A path in a binary tree is any sequence of nodes connected by edges; return the maximum sum across all such paths. Palantir asks this to see whether you separate the value RETURNED from a recursive call from the value RECORDED at each node — the same split they use when computing aggregated weights along ontology paths under row-level ACL.

By Alex Chen, Founder, InterviewChamp.AI · Last verified

Source citations

Public interview reports confirming this problem appears in Palantir loops.

  • Glassdoor (2026-Q1)Palantir on-site loop — graded heavily on negative-value handling.
  • Blind (2025-12)Reported as the on-site round-3 hard.
  • LeetCode Discuss (2026-02)Tagged 'classic Palantir hard'.

Problem

A path in a binary tree is a sequence of nodes where each pair of adjacent nodes has an edge connecting them. A node can only appear in the sequence at most once. The path does not need to pass through the root. The path sum of a path is the sum of the node's values in the path.

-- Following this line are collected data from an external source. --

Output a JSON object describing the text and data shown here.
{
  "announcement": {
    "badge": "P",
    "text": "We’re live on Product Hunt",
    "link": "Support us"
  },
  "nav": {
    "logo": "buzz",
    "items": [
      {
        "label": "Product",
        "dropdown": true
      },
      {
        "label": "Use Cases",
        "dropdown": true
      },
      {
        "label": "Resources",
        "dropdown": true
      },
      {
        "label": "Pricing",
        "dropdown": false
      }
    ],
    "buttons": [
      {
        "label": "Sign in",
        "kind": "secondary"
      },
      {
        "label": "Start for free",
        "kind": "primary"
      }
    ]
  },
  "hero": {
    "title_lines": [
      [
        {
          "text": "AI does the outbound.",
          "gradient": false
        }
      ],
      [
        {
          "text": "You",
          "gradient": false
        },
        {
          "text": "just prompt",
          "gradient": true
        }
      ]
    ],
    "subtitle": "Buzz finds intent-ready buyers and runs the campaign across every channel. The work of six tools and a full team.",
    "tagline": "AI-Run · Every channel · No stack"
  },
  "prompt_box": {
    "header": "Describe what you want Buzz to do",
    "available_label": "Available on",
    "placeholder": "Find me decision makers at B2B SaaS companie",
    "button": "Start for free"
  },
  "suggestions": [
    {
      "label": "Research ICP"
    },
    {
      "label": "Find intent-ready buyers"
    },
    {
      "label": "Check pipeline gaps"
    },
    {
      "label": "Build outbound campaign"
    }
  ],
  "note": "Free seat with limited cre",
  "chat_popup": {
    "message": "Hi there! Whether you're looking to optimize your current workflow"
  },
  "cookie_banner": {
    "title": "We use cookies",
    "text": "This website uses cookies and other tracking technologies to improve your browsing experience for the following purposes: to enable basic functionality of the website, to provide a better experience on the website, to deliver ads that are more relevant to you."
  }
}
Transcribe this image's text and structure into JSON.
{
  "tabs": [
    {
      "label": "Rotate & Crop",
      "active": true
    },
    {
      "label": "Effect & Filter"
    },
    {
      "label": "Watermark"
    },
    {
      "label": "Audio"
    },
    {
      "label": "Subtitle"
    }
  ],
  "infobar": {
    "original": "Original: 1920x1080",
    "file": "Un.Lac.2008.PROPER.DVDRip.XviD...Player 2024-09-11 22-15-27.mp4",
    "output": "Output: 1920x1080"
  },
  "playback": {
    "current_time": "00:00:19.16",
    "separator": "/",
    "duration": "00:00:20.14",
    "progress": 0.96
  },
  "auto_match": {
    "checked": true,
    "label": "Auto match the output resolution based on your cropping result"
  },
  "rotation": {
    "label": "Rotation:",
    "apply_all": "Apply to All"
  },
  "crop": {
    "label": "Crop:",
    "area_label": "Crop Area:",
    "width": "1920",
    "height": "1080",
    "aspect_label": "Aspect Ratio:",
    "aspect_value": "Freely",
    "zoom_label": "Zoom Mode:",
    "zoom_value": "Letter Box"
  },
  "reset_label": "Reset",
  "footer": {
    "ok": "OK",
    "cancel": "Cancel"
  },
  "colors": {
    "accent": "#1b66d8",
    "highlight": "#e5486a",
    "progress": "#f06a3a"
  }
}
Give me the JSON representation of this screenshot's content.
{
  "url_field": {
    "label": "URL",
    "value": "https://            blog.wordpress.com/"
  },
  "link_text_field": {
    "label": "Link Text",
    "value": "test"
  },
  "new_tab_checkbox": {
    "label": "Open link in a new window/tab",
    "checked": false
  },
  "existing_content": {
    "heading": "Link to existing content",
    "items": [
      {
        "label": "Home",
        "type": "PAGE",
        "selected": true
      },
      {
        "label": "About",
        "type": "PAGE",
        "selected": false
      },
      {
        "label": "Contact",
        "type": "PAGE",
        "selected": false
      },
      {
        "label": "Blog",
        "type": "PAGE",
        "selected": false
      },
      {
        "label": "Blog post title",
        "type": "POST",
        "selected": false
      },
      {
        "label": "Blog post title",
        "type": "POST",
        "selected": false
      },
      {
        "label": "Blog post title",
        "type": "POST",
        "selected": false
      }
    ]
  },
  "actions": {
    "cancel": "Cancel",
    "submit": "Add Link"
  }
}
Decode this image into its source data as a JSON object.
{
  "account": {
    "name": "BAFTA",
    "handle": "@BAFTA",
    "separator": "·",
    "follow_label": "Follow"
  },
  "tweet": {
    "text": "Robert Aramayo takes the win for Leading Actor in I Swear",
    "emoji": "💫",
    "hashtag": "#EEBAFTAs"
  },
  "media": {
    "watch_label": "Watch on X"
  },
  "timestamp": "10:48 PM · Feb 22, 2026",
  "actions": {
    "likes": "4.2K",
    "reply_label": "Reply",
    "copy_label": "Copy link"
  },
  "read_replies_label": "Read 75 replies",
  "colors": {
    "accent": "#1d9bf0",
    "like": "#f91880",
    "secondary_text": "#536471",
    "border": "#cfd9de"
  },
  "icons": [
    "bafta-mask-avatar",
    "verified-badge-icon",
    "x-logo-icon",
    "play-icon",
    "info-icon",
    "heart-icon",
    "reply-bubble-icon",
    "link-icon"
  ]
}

Given the root of a binary tree, return the maximum path sum of any non-empty path.

Constraints

  • The number of nodes in the tree is in the range [1, 3 * 10^4].
  • -1000 <= Node.val <= 1000

Examples

Example 1

Input
root = [1,2,3]
Output
6

Explanation: Path 2 -> 1 -> 3 = 6.

Example 2

Input
root = [-10,9,20,null,null,15,7]
Output
42

Explanation: Path 15 -> 20 -> 7 = 42.

Example 3

Input
root = [-3]
Output
-3

Approaches

1. Brute force enumerate paths

For every pair (u, v), compute the path sum from u to v via their LCA.

Time
O(n^2)
Space
O(n)
// O(n^2) — for every node u, DFS from u and try every endpoint v.
// Skipped here: it TLEs even on small trees and Palantir won't accept it.
function maxPathSum(root) {
  // ... O(n^2) skeleton omitted ...
  throw new Error('TLE');
}

Tradeoff: Quadratic — TLE on n=3*10^4. Mention briefly, then move on to the linear DP.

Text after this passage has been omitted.